The European Bank for Reconstruction and Development rallied to the support of emerging economies in 2014 as they struggled to emerge from a six-year slump, under pressure from geopolitical tensions and a fragile Eurozone.
Bank investments remained on target for the year, despite guidance from a majority of the Bank’s Board of Directors in July that they would not currently approve any new projects in Russia, previously the largest single recipient of EBRD annual finance.
As financing rose elsewhere, the EBRD also increased its investments in sustainable energy projects and responded to a request to apply its private sector expertise to a new country of operations, Cyprus, to help it emerge from a severe economic crisis.
Looking ahead, EBRD President Sir Suma Chakrabarti saw further strong demand for EBRD finance as a weak Eurozone and serious problems in Russia continued to erode growth. “We do have concerns about prospects for growth in the EBRD regions,” he said. “It is therefore encouraging that a number of countries are demonstrating their commitment to putting their economies back on the road to reform.”
Total investments for 2014 across the whole EBRD region are expected at between €8.0 and €8.5 billion, after €.8.5 billion in 2013, with increases seen especially among countries in Central Asia, Eastern Europe and the Caucasus and in south eastern Europe -- as well as in Turkey which is set to receive the largest share of investment in 2014.
The EBRD only began investing in Turkey in 2009 but financing there is expected to reach €1.4 billion this year. In September, the Bank opened a third office in the country, in the south-eastern city of Gaziantep, meeting increased demand for EBRD investments outside of the larger metropolitan areas.
Investments also rebounded in Ukraine, after the new administration embarked on a programme of economic reforms and signed up to an Anti-Corruption Initiative, a major step forward in its bid to improve the investment climate in an economy that is expected to contract sharply in 2014.
Ukraine financing -- expected to exceed €1 billion—included support for road transport as the EBRD resumed lending to the public sector after a one-year gap. The EBRD also provided credit to upgrade Ukraine’s gas transmission system. A second Ukrainian office was opened in Lviv, aimed primarily at providing much-needed support to the country’s smaller firms.
The crisis this year between Russia and Ukraine has had impact on economies that stretched well beyond the borders of the two countries directly involved.

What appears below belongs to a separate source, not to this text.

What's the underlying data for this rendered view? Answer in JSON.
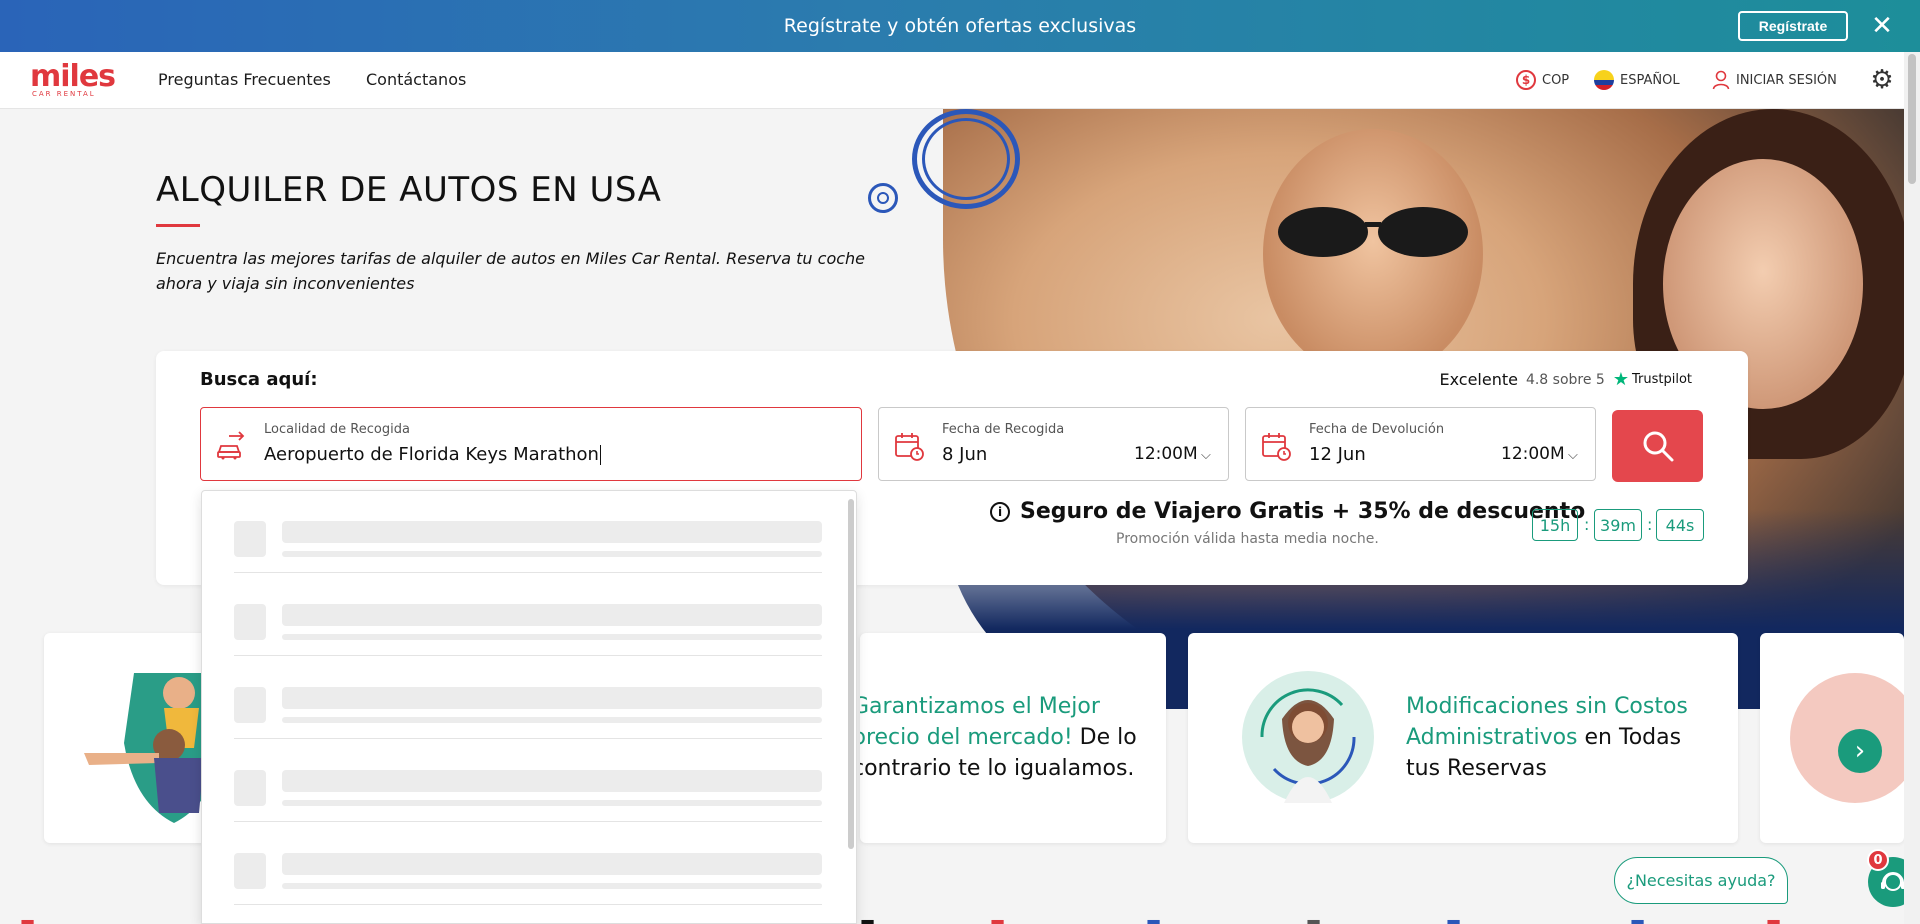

Economies in Central Asia and the Caucasus that depend on remittances from Russia have been particularly affected. Central Europe and the Baltics saw lower demand from Russia, which also placed a ban on food imports from some countries in the region as part of a series of sanctions and counter sanctions
As for the Russian economy, the EBRD was already predicting stagnation this year and contraction in 2015, even before an end-year oil price plunge and a rout of the rouble which led to a sharp increase in central bank interest rates.
Turbulence in eastern Ukraine has weighed on the country’s economy. As a result of disruption to output and trade, agricultural losses and a partial military mobilization, Ukraine’s GDP is seen shrinking by nine per cent in 2014.
As the EBRD bolstered economies in its traditional region, it also stepped up financing for its newer countries in the southern and eastern Mediterranean. Total investments topped the €1.5 billion marker in December, just two years after the Bank started providing finance to the region.
In Cyprus, the Bank brought its financial sector experience to bear with support for the country’s largest bank, Bank of Cyprus, in which it bought a stake. EBRD involvement in Cyprus was agreed in May as a temporary measure, coinciding largely with other international efforts to restore the economy to health.
2014 saw a major focus for the EBRD on sustainable energy investments as the world gears up for crucial climate talks in Paris in 2015. In October, EBRD’s cumulative investments under its Sustainable Energy Initiative topped €15 billion, having supported over 850 projects worth more than €80 billion. They now account for around 1/3 of annual investment.
Other initiatives pursued by the EBRD this year included moves to prepare economies for more robust growth in the future. In addition to the Anti-Corruption Initiative in Ukraine, steps to improve governance and the investment climate were taken with authorities in Albania, Serbia and Moldova.
The EBRD also pushed ahead with support to strengthen local capital markets and reduce overdependence on foreign currency borrowing and continued to promote agricultural productivity and food security by attracting private finance and expertise to the agribusiness sector.